3-KKTC Cumhurbaşkanı Akıncı “1974’te biz adına Barış Harekatı desek de bu bir savaştı ve akan da kandı. Şimdi Barış Pınarı desek de akan su değil kandır. Bu nedenle bir an önce diyalog ve diplomasinin devreye girmesi en büyük dileğimdir” dedi. Sayın Akıncı “Ayşe’nin tatile çıkması”nın da en son zorunlu ve sonuç alıcı “diyalog” yöntemi olduğunun üzerinden mi atlıyor acaba?

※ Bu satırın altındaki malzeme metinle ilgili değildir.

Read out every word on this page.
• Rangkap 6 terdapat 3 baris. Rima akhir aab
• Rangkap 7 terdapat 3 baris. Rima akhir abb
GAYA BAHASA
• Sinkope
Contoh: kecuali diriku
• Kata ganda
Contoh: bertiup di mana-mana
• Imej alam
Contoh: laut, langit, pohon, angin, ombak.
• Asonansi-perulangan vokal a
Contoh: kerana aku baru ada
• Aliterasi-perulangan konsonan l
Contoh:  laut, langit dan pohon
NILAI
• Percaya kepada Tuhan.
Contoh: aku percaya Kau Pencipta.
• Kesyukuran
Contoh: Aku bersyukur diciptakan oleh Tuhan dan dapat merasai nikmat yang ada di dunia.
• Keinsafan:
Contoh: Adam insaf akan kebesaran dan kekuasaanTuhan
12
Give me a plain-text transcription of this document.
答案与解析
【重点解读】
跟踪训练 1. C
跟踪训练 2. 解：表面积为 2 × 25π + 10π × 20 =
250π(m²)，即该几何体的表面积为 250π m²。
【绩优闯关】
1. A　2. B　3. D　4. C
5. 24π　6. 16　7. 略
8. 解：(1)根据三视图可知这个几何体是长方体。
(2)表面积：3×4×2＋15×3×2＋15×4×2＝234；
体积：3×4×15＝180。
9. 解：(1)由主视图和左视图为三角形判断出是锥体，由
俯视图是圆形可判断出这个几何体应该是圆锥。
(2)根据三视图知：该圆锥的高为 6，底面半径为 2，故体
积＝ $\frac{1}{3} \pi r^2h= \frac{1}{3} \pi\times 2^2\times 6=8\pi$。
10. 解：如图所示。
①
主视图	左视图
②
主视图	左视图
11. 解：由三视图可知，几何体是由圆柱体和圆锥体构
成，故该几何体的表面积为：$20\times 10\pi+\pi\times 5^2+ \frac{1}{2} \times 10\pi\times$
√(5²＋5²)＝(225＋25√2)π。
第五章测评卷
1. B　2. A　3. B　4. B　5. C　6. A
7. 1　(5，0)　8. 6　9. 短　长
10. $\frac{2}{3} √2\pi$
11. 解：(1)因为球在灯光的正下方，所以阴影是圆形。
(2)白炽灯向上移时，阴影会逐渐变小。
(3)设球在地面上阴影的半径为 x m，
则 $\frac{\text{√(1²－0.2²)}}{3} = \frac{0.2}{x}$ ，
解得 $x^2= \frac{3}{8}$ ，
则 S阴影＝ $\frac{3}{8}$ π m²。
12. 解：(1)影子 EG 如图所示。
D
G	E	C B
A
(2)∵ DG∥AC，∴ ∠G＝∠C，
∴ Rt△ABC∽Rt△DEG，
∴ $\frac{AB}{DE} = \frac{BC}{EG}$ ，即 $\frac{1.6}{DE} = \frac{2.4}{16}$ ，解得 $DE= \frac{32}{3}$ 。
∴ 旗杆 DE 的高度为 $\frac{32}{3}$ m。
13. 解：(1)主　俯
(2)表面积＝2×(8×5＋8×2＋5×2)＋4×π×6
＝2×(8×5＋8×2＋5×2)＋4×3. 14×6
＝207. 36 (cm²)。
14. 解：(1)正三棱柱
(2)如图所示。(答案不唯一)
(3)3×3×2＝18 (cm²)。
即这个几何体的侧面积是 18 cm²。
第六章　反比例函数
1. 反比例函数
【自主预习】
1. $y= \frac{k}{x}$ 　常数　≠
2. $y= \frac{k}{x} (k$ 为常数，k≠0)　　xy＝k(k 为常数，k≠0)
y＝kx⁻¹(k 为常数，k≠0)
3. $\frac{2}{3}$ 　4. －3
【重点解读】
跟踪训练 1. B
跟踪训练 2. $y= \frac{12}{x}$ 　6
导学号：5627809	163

KKTC Cumhurbaşkanı Akıncı’yı ben şahsen babasından kalmış mirası sorumsuzca harcayan gençlere benzetiyorum. Anlaşılan o ki Akıncı 1955’den 1964’e hatta 1974’e kadar Kıbrıs Türklerinin Rumlardan çektiğini ne görmüş, ne yaşamış ne de o olaylardan ders almış biridir. Ne Dr. Fazıl Küçük’ün mücadelelerinden ne de son Milli Kahramanımız olan Rauf Denktaş’ın orada bağımsız bir devlet kurmak için katlandıklarından haberdar gibidir. Ben onu gerçeklerle bağı kopuk “liberal”lere benzetiyorum. O nedenle dediklerine bakmıyorum.
Dilerim KKTC’ye bir kötülüğü dokunmadan görev süresi biter de evinde oturmaya başlar.